Of particular interest to manufacturing-heavy Michigan, the pace of light-vehicle sales is expected to slowly recover from October’s 15.5 million-unit pace to 16.2 million in the second half of 2024. The predicted slow pace will be driven in part by high vehicle loan interest rates. With falling interest rates expected later next year, the forecast calls for vehicle sales to reach 16.5 million in 2025.
On a related front, the broader economic fallout from the recent UAW strikes could have been far more severe were it not for a generally strong economy, the limited number of targeted plants and the strikes’ relatively short duration, according to the Michigan Economic Outlook.
If the tentative agreements are ratified as expected, the signing bonuses and higher wages should more than offset the lost income of the state’s affected workers.
The U-M economists expect the fallout from the strikes and a cooling economy will increase the state’s jobless rate from 3.9% in September to 4.1% in the fourth quarter. They expect the unemployment rate to tick up further to 4.2% in early 2024 and stay there for about a year, then drop slightly to 4.1% later in 2025, when they foresee stronger national growth.
Michigan’s real disposable income per capita, which surged by 8.2% in 2020 because of low inflation and federal financial aid, declined by 9% last year.

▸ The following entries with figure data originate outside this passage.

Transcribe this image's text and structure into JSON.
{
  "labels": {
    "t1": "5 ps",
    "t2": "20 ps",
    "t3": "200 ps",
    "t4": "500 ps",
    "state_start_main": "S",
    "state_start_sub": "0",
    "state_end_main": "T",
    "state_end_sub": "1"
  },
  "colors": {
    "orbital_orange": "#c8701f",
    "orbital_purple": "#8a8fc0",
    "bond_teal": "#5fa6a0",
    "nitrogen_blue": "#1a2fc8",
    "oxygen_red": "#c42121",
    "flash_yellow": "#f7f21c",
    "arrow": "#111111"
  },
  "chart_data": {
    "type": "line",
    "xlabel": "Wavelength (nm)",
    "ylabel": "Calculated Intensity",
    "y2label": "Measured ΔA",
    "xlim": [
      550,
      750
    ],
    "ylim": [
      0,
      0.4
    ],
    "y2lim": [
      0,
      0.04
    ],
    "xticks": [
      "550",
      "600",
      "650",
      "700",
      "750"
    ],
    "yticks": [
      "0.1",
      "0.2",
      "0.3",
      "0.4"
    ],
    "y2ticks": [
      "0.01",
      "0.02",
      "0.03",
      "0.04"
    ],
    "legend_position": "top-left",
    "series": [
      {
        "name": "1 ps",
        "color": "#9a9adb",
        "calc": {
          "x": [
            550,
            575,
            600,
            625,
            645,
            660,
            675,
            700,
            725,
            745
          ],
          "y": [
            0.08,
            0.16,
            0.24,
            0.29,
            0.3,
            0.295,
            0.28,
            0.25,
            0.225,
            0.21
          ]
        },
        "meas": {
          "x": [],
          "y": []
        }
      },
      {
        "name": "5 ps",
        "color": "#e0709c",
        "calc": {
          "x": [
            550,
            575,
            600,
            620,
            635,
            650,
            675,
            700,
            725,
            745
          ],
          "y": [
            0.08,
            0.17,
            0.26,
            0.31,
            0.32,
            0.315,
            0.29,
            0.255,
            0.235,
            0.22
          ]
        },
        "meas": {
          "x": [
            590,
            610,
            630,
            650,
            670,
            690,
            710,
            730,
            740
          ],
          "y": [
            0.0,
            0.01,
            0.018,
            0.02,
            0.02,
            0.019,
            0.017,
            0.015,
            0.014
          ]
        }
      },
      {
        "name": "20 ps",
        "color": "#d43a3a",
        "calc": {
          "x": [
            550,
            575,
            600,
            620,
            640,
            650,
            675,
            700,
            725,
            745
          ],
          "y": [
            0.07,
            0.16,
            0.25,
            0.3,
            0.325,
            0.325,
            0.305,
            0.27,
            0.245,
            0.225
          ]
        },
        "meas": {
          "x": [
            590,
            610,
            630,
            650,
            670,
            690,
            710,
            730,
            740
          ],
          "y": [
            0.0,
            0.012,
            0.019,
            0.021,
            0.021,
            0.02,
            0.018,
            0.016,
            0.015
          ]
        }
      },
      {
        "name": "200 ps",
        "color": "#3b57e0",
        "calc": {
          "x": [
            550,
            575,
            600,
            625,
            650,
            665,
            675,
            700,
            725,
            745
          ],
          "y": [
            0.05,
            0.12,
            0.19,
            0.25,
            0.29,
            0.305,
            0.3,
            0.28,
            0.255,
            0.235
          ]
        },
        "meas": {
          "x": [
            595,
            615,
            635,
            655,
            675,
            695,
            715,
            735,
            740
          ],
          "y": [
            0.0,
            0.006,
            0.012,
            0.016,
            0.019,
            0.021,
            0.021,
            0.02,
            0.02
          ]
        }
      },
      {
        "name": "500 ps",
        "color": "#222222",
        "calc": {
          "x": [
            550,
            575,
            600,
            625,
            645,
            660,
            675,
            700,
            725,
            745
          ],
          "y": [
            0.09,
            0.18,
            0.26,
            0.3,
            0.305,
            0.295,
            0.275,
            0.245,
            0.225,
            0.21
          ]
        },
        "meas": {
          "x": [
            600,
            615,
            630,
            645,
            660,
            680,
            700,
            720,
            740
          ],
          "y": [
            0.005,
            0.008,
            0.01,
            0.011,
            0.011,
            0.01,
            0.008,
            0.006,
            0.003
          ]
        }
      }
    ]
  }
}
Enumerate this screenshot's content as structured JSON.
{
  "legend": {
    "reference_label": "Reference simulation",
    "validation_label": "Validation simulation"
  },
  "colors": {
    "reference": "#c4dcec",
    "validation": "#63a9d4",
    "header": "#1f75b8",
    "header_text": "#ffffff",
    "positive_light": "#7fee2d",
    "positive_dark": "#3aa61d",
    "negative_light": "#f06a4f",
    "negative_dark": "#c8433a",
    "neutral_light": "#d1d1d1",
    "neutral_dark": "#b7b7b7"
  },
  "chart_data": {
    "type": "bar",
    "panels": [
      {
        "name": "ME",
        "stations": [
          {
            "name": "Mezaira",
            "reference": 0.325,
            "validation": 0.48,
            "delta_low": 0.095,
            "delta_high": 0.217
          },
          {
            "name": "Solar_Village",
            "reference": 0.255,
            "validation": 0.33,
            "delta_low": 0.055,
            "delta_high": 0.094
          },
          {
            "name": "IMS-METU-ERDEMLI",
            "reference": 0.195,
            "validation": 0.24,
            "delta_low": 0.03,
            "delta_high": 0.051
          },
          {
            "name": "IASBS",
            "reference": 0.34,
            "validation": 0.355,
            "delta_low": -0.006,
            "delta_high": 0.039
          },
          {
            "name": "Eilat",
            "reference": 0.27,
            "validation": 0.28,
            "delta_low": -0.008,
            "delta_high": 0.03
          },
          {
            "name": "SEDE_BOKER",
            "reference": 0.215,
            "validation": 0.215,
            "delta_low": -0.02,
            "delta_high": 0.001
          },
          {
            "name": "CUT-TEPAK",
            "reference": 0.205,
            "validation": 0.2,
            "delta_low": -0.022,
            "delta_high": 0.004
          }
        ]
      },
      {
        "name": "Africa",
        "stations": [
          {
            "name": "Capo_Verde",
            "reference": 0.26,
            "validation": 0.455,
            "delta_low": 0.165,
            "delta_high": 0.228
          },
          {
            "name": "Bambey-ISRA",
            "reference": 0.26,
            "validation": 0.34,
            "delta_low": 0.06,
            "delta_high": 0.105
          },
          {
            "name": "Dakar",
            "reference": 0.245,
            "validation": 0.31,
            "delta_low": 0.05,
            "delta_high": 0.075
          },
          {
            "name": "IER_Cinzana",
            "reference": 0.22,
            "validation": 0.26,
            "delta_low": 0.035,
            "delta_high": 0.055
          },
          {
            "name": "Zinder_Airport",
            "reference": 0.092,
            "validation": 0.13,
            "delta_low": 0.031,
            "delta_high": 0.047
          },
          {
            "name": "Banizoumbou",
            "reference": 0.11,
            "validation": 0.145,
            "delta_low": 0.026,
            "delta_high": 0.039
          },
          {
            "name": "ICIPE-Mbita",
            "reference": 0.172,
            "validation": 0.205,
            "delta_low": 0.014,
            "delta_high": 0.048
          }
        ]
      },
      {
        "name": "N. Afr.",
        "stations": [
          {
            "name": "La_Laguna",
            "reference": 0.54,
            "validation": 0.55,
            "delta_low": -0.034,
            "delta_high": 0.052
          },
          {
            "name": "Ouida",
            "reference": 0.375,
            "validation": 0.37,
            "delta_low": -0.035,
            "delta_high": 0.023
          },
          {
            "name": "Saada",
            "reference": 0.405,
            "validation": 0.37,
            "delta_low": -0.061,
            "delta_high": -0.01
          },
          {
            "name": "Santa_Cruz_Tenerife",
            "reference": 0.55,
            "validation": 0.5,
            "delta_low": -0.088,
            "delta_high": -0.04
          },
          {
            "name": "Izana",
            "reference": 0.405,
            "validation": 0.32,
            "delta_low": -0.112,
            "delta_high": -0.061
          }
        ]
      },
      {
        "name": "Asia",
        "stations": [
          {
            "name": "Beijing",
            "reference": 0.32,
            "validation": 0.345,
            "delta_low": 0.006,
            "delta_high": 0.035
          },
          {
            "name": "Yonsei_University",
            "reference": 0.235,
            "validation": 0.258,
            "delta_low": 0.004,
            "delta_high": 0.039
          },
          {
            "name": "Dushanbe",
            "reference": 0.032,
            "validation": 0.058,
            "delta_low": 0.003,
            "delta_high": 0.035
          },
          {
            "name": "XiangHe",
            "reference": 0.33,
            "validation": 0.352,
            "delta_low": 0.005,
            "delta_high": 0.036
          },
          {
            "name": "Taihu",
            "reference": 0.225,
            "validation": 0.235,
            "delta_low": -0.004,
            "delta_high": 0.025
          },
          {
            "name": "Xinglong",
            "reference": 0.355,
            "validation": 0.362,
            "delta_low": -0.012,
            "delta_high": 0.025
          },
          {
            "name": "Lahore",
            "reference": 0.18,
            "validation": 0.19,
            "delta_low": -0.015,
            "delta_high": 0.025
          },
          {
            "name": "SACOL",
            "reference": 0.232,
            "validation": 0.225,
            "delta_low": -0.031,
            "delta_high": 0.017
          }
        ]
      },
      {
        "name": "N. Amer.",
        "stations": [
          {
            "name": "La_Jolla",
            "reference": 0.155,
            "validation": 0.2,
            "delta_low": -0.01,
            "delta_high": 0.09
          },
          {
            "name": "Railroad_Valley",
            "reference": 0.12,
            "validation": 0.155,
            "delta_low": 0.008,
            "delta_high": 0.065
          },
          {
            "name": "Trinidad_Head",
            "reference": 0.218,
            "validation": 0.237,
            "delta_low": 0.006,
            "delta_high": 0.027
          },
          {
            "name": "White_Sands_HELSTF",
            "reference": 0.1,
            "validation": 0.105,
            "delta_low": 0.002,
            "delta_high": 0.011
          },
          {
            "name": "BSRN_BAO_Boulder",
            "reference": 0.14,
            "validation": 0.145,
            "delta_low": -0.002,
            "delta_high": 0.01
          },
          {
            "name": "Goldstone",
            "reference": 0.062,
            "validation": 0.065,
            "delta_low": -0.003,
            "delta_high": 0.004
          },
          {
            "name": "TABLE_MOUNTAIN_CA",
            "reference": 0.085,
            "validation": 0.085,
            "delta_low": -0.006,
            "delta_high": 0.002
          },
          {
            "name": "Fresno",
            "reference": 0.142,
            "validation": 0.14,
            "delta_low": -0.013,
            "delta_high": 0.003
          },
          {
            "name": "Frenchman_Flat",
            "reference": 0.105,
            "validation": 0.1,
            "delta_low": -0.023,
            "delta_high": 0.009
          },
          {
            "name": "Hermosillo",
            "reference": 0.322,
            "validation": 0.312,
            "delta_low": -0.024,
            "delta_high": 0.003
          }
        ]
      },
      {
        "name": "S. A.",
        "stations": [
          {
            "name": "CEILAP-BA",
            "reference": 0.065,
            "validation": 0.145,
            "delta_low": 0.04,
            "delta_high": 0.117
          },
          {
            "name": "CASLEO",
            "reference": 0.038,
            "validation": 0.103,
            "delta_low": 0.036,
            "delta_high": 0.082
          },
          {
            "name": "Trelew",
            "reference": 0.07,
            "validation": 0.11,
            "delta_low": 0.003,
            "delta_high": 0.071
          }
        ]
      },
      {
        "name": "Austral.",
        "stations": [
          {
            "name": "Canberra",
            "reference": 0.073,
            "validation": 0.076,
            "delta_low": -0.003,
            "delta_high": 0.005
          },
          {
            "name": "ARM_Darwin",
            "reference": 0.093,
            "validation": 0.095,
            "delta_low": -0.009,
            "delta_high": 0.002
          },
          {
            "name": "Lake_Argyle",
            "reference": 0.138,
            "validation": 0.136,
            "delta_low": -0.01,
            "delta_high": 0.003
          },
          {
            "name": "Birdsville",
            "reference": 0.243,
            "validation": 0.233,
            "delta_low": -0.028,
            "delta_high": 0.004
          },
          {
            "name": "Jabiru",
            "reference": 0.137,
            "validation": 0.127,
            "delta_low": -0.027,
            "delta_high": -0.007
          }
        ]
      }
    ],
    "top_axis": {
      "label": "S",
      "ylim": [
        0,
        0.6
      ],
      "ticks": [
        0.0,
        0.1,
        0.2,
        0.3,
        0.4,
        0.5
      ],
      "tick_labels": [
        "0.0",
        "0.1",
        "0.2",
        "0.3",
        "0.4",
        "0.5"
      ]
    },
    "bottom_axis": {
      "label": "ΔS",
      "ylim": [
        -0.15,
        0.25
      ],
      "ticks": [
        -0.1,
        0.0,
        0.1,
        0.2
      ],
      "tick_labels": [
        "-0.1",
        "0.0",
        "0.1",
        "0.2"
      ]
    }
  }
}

The forecast calls for real disposable income to tread water until the last half of 2024 before returning to growth of 1% in 2025.
As part of an effort to make its forecasts more accessible to the public, U-M’s economic forecasting team has been making their forecast reports available free online since 2022. It also is working with university librarians to assess the feasibility of digitizing and opening access to its archives going back to the 1950s.